This is a problem in Atiyah Macdonald Commutative Algebra.(Problem 5.22) $S$ is a subring of an inregral domain $R$. $R$ is finitely generated $S$ algebra. If Jacobson radical of $S$ is 0, then Jacobson radical of $R$ is 0.
I followed the hint provided the book as following.
The purpose is to show for each element of $R$, there is a maximal ideal of $R$ avoiding it. Pick a $0\neq v\in R$. Since we have injective maps $S\to R$ and $R\to R_v$, we embed $S$ in $R_v$ as a subring and this $R_v$ is finitely generated as well over $S$.
It is clear that there is $0\neq s\in A$ such that we can extend ring homomorphism $\phi:S\to\Omega$ to $\tilde{\phi}:R_v\to\Omega$ where $\Omega$ is some algebraically closed field. Here $\Omega$ is chosen to be the algebraically closed field of $S/m$ where $s\not\in m$ as jacobson radical of $S$ is 0. It is clear that $v$ under the map $R_v\to\Omega$ is not zero or we will have $1$ being sent to $0$.

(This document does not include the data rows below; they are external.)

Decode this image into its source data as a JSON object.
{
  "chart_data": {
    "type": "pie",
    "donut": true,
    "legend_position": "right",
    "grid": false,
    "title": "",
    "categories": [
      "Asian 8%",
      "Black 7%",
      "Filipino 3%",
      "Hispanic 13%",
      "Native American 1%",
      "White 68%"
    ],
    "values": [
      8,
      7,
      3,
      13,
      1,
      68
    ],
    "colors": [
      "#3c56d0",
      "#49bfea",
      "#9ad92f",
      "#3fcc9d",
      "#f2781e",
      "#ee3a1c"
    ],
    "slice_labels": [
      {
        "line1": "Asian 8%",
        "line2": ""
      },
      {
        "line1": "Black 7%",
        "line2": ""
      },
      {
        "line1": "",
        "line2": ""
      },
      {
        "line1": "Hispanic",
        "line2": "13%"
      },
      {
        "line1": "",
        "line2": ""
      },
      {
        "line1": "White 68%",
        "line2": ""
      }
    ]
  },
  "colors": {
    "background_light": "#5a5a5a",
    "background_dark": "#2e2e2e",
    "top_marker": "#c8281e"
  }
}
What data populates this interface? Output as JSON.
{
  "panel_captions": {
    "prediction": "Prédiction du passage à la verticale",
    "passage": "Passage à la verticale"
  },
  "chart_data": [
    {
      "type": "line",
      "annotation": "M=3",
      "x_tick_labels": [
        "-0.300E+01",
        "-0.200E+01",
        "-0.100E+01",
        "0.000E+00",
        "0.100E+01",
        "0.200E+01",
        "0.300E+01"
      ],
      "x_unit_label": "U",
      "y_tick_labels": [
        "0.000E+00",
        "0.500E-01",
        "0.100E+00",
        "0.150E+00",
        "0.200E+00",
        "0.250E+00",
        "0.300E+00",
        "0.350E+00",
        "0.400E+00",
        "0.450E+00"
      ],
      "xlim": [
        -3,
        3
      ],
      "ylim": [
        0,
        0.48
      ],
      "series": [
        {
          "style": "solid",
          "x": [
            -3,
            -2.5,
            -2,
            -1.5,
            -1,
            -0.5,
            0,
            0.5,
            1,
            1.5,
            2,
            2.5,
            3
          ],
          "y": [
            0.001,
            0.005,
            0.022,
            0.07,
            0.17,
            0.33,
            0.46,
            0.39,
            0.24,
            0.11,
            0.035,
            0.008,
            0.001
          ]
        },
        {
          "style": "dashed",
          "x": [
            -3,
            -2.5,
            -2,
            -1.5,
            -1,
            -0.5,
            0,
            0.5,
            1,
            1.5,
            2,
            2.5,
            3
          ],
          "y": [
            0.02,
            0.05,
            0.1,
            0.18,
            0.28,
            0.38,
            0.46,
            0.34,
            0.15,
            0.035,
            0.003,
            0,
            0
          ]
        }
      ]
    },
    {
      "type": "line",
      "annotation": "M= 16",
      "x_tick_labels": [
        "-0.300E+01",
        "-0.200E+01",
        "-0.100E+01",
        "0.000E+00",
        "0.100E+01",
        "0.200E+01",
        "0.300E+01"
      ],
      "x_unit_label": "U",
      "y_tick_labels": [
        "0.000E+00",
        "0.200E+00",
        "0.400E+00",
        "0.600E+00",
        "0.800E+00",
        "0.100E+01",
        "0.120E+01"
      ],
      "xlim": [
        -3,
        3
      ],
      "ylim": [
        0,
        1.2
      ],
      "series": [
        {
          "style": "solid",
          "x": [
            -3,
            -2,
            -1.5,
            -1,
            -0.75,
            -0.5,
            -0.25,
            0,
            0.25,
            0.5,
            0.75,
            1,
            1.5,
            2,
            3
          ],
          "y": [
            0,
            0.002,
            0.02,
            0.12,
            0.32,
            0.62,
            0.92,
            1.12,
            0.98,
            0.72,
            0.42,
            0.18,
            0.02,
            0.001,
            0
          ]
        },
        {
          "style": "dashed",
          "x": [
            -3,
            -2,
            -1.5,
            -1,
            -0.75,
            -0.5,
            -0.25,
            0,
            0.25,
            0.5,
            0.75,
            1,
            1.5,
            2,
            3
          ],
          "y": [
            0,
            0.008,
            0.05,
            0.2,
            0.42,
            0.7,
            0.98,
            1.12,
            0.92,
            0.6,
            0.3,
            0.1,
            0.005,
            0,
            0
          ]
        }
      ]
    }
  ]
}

However, I am stucked at showing $Ker(R_v\to\Omega)\subset R_v$ is maximal ideal since this will lead to $Ker(R_v\to\Omega)\cap B$ is maximal. It is not even clear that this will be maximal. However, I can show if $R$'s jacobson radical is trivial, $R[x]$'s is trivial. I also noticed that quotient and localization do not commute with infinite intersection. What should I do at this point?